Rickey's a bit of a foodie and will tell you that it aint easy writing about food, you've got a very limited number of ajdectives to use. So we go with more bombastic ones such as "scrumtrulescent."

6:47 AM  
Blogger Smitty said...

I saw two things that I hate in the universe of writing in that article you quoted. The first is "gosh, I hate to do this because I think it's crap, but I'm going to tell you about it anyway." Feigned reluctance is bullshit. Of course he wants to tell you. He's just no good at it.

The second thing I saw is that someone rips on a style of review, but are themselves reviewers of sorts. Either all reviews are materialistic,or they're art. If you ask me, they're art.

As a nationally-certified beer judge through the ABA, I have to compare beers and use phrases to describe my total experience, including all 5 senses. Am I m,aterialistic? It is, afterall, a "comparison" review.

It's that "I'm actually too cool to stoop to this but I'll do it for you" condescending crap that I hate in some prose.

That said....your prose, george, was incredible. Well put, well said and well done!

8:18 AM  
Blogger freakpowertix said...

excellent entry, george.

my perspective on the merits of foodie-ness is best summed up by the character of steve zissou, from wes anderson's "the life aquatic," during a tour of his boat: "here's where we do all of our different science projects and experiments and so on... this is the kitchen, which contains probably some of the most technologically-advanced equipment on the ship."

dood's got his priorities right...

9:50 AM  
Blogger Trekking Left said...

This kind of reminds me of movie critics who basically hate movies ... like that woman at Salon.com (I forget her name).

6:28 PM  
Anonymous kusala said...

That kind of comment would irk me momentarily, but ultimately I would just chalk it up to some people lacking any degree of interest in specific subjects. That would be unlike some of us dilletantes who enjoy reading about everything from the perfect Albariño to the engineering of the composite material used in the fuselage of the Boeing 787 (to choose an...er... random example).

Wolcott says why should he "care what went down your gullet that halcyon night in Provence?" I suppose I could wonder why I should care about any of his dining companions besides Toni Morrison. However, I might press forward and read his article anyway, in the hopes of learning something new about topics I previously didn't consider caring about.

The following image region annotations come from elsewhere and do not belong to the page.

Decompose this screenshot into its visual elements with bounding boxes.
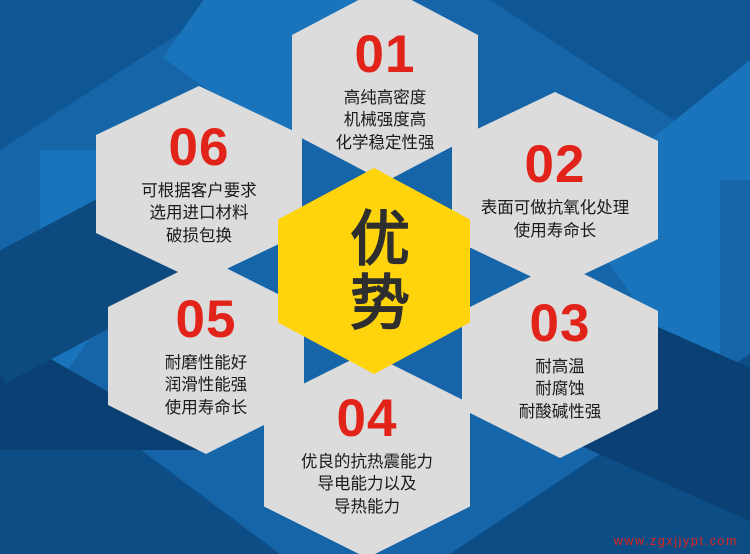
- hexagon-text: 表面可做抗氧化处理 使用寿命长: [481, 197, 630, 242]
- hexagon-item-01: 01 高纯高密度 机械强度高 化学稳定性强: [292, 0, 478, 182]
- hexagon-number: 06: [169, 121, 230, 174]
- hexagon-number: 04: [337, 392, 398, 445]
- hexagon-number: 02: [525, 138, 586, 191]
- hexagon-text: 耐磨性能好 润滑性能强 使用寿命长: [165, 352, 248, 419]
- watermark-text: www.zgxjjypt.com: [614, 534, 738, 548]
- center-label: 优势: [340, 207, 409, 335]
- hexagon-number: 03: [530, 297, 591, 350]
- hexagon-text: 耐高温 耐腐蚀 耐酸碱性强: [519, 356, 602, 423]
- hexagon-item-06: 06 可根据客户要求 选用进口材料 破损包换: [96, 86, 302, 282]
- hexagon-item-03: 03 耐高温 耐腐蚀 耐酸碱性强: [462, 262, 658, 458]
- hexagon-number: 05: [176, 293, 237, 346]
- hexagon-text: 高纯高密度 机械强度高 化学稳定性强: [336, 87, 435, 154]
- infographic-canvas: 01 高纯高密度 机械强度高 化学稳定性强 02 表面可做抗氧化处理 使用寿命长…: [0, 0, 750, 554]
- hexagon-item-02: 02 表面可做抗氧化处理 使用寿命长: [452, 92, 658, 288]
- hexagon-number: 01: [355, 28, 416, 81]
- center-hexagon: 优势: [278, 168, 470, 374]
- hexagon-text: 可根据客户要求 选用进口材料 破损包换: [141, 180, 257, 247]
- hexagon-text: 优良的抗热震能力 导电能力以及 导热能力: [301, 451, 433, 518]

And we can all just hope that Wolcott might consider broadening his horizons with a bit of "foodie" perspective without being so dismissive.

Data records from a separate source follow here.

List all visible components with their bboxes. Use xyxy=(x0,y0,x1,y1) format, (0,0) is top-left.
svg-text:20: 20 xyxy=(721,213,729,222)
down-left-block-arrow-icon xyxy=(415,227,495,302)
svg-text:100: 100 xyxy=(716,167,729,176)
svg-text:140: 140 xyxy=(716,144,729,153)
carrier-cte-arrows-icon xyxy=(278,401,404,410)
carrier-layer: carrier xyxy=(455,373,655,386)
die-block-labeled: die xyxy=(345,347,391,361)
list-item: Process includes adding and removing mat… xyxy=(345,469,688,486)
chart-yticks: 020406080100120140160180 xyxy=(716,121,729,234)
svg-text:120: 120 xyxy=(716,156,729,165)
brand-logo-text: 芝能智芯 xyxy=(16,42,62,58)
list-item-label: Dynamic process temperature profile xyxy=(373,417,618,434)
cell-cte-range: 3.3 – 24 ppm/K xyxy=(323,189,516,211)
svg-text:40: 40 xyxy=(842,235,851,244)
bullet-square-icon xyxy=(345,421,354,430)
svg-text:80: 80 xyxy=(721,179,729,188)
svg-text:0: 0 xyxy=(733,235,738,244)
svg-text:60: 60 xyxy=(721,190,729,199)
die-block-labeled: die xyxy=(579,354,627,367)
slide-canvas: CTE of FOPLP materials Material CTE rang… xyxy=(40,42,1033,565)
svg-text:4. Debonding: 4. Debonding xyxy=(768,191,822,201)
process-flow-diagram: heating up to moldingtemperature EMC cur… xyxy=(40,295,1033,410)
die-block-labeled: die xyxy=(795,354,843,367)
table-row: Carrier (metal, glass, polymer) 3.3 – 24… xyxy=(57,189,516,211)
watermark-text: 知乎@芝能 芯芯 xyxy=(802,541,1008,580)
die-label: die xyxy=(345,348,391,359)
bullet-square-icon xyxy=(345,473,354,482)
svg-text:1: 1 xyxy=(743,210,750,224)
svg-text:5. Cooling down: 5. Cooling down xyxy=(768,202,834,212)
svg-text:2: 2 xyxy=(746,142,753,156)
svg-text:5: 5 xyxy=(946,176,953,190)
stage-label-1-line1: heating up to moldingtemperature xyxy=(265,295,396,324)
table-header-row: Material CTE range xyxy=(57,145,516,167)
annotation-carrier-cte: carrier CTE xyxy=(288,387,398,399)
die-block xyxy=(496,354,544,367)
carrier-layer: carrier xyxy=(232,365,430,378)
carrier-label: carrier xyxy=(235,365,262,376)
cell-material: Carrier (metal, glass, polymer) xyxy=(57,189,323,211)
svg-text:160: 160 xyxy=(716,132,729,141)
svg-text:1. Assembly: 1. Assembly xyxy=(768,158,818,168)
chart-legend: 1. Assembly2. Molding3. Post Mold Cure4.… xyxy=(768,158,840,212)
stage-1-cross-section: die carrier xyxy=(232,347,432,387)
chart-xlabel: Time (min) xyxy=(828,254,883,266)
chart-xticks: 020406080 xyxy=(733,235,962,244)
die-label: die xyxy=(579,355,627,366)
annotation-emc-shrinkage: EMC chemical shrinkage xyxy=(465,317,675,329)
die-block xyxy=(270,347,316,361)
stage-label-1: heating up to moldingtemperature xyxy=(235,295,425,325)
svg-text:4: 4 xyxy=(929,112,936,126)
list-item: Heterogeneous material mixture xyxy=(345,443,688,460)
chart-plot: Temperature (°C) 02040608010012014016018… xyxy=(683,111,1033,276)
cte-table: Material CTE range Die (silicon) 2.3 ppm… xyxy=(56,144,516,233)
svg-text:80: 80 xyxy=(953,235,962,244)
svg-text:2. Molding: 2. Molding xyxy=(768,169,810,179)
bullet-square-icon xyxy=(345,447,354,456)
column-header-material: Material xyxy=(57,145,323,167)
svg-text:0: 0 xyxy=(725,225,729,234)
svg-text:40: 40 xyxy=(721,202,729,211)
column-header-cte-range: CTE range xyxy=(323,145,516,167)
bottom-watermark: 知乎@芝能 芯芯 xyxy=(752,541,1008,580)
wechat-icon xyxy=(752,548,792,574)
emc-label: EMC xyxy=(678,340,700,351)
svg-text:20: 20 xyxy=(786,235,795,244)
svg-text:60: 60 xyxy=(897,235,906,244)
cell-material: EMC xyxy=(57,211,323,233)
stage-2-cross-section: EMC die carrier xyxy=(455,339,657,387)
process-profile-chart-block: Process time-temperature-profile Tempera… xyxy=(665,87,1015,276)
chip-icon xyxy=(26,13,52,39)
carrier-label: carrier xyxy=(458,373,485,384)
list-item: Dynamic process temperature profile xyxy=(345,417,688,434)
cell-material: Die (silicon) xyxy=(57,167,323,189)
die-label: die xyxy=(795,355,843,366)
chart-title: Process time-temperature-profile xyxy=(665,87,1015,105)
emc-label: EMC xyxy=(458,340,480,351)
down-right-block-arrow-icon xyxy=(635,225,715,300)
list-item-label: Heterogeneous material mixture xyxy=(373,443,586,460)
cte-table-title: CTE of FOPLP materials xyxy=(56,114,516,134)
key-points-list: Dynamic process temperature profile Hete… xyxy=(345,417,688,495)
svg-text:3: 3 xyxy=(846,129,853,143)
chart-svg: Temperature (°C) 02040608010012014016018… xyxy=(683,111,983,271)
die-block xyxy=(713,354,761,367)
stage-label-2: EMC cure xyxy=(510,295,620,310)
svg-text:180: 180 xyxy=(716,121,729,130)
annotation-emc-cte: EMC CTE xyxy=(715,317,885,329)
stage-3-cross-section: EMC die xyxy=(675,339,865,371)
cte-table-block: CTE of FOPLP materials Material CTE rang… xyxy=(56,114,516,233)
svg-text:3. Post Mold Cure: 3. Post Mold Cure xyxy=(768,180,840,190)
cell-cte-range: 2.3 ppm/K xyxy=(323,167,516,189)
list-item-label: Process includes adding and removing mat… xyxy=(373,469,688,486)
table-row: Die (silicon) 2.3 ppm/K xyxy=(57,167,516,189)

Finally, it is annoying when writers dismiss the so-called snobbery of others with what are essentially pronouncements of their own. On that note, happy holidays!

6:28 PM  
Anonymous Putta Nesca said...

Why pick on food writing? Here's one of the best answers I've read.

Money quote:
"...our consumption has created a cult of fetishists and fussbudgets. And we're breeding children within earshot of our fussing over wines and breads and artisanal cheeses. (Funny, how the word artisanal has "anal" in it). Now they too lift the top slice to peer what's underneath and announce it. All of our fears and preferences culminate in awful table manners and wrinkling brows. Even in praise, deconstruction often follows, which can turn food into a pile of parts and processes."

7:47 AM  
Blogger George said...

Dear Ms. Nesca (I don't know you well enough to know if you're a Putta, so I won't assume)--

Yes, when things get fussy it's a problem. But as I tried to explain in my already long-winded entry, being a foodie isn't automatically about over-analyzing or being precious.

And I'm always suspicious of any suggestion that any thinking is over-thinking. In general we don't think enough.